Anne Felmet

Informelle Beschäftigte und ihr Interesse für Gewerkschaften in Subsahara-Afrika

Informell Beschäftigte sind in Subsahara-Afrika bisher nur wenig in Gewerkschaften organisiert. Eine repräsentative Studie zeigt jedoch, dass gerade unter diesen Arbeitnehmer_innen großes Rekrutierungspotential für Gewerkschaften besteht.

 

Debatten über die Zukunft von Gewerkschaften nehmen zu. Damit gewinnt auch eine Öffnung gegenüber dem informellen Sektor an Bedeutung. Sind informell Beschäftige, deren Anteil an der gesamten Arbeitnehmerschaft in fast allen Ländern wächst und teilweise über 90 Prozent ausmacht ein Rekrutierungsterrain für Gewerkschaften, welches sie stärker nutzen sollten? Welche Voraussetzungen brauchen Gewerkschaften, um Mitglieder aus diesem Bereich zu organisieren?

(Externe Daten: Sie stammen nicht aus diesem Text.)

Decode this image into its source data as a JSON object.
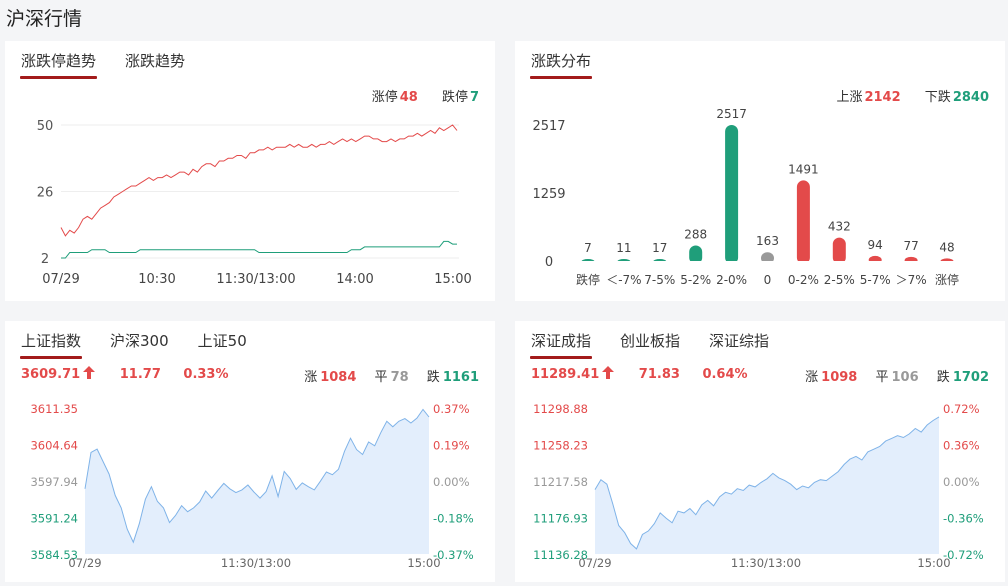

Bisher ist der informelle Sektor als ein potentielles Rekrutierungsfeld weitgehend von der empirischen Forschung unbeachtet. Die Friedrich-Ebert-Stiftung hat aus dem Grund in Zusammenarbeit mit der Internationalen Arbeitsorganisation (ILO) und dem Deutschen Institut für Entwicklungszusammenarbeit (DIE) ein Projekt zum Thema informelle Beschäftigung, Soziale Sicherung und politisches Vertrauen in Subsahara-Afrika ins Leben gerufen. Kern des Projektes sind breit angelegte repräsentative Umfragen zu Einstellungen und Erwartungen informell Beschäftigter bezüglich Sozialer Sicherung, dem Staat und Gewerkschaften. Bisher wurden dazu jeweils 1.200 Personen in Kenia, Benin, Senegal und Sambia befragt. In Bezug auf Gewerkschaften lassen sich durch die Ergebnisse wichtige Erkenntnisse zu Einstellungen, Erwartungen und Potentialen in Hinsicht auf Gewerkschaften feststellen.

Hohes Potential für Gewerkschaften

Die Umfragen verdeutlichen, dass unter informell Beschäftigten Gewerkschaften im Schnitt einen eher geringen Bekanntheitsgrad haben. In urbanen Regionen liegt die Quote dabei etwas höher. Diese Zahlen weisen auf die strukturelle Distanz zwischen informell Beschäftigten und Gewerkschaften hin und verdeutlichen, dass Gewerkschaften den informellen Sektor bisher größtenteils außer Acht gelassen haben. Kennen die informell Beschäftigten allerdings Gewerkschaftsstrukturen, haben sie hiervon meist ein positives Bild, glauben, dass sie die soziale Situation vieler Menschen verbessern und wünschen sich stärkere Gewerkschaften in ihrem Umfeld. Ihre Ansichten weisen auch auf die Notwendigkeit hin, dass Gewerkschaften ihre Leistungen verbessern und weniger korrupt werden.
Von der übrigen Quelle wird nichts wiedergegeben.